From A Bibliography of Alexandre Dumas père by Frank Wild Reed:
     One of Dumas' most attractive minor works. He commences with some fine descriptive passages and reminiscences of his youth at Villers-Cotterets; then, apparently, picks up a popular legend or a tale which had probably been told him in those early days in the forest township. This he elaborates into a long and delightful story. It possesses a supernatural flavour, being a were-wolf tale, differing considerably from the usual style of such. Period 1780.
     Original edition : Paris, Cadot, 3 vols., 8vo., 1857.
     It was reprinted in "Le Monte-Cristo," January 26th to April 12th, 1860.
     It now forms one volume in the standard Calmann-Lévy edition, and one in the "Musée Littéraire."

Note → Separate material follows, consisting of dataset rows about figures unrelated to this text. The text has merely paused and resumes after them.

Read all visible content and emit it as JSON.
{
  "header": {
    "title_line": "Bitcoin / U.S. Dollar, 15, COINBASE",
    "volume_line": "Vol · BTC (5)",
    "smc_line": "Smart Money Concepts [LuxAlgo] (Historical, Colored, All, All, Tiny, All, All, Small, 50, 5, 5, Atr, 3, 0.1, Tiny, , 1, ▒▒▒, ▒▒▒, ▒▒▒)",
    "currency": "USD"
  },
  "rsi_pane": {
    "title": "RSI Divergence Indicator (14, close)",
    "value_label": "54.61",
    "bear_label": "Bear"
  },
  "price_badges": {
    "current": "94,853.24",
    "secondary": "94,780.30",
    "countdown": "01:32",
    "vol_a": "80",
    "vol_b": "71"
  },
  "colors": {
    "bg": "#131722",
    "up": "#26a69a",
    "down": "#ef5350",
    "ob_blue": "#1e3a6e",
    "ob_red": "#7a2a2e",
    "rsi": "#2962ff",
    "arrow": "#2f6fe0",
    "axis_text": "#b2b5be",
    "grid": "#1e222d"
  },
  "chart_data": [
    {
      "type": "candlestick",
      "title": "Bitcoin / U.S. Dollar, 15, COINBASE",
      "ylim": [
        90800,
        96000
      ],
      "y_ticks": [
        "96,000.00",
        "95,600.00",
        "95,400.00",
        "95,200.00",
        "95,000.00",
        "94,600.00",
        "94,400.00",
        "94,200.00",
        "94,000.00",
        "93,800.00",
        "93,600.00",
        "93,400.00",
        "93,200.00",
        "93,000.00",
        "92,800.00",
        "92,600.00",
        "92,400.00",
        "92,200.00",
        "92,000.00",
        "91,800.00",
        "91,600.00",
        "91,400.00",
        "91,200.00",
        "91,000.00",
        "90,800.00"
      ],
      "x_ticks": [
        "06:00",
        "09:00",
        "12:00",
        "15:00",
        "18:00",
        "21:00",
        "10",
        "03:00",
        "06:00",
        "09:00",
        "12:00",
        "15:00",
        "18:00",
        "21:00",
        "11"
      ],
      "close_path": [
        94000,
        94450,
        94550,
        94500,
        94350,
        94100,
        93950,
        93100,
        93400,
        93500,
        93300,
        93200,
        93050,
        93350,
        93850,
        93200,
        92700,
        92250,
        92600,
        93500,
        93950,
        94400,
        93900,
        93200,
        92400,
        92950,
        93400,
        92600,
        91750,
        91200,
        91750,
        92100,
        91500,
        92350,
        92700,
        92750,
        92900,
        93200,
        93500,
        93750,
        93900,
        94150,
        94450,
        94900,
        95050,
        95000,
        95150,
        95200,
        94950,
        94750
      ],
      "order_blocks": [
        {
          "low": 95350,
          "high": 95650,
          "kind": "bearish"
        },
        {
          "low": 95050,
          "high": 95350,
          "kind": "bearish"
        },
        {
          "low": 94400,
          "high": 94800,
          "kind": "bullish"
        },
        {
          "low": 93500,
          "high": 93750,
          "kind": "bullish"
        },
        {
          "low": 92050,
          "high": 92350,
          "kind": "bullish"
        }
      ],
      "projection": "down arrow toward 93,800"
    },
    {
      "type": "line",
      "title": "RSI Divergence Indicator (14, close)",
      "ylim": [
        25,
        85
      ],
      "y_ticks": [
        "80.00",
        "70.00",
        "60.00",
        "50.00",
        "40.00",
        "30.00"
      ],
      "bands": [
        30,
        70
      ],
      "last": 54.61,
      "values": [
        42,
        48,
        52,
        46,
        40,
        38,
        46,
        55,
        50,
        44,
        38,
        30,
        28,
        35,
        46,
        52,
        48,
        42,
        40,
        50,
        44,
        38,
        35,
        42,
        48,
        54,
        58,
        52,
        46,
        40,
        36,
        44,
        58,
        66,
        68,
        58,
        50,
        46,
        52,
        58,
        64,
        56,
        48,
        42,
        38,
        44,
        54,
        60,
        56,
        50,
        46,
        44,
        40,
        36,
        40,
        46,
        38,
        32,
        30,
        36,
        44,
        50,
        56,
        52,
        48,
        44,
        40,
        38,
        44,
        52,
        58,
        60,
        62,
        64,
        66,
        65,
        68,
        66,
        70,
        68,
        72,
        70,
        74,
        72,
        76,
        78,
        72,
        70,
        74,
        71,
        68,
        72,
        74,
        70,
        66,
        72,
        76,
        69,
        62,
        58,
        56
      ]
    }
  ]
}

     In Le Vasseur's "Alexandre Dumas Illustré" it is in Vol. XIV.

         References :—
     Glinel: "Alexandre Dumas et Son Œuvre," page 440.
     Parran : "Bibliographie d'Alex. Dumas," page 65.

         English Translation :—
     "The Wolf Leader;" London, Methuen, sewed, 1904. Also an illustrated edition, with coloured plates, 1904, same firm, cloth. Reprinted, same firm, 18mo., 1921.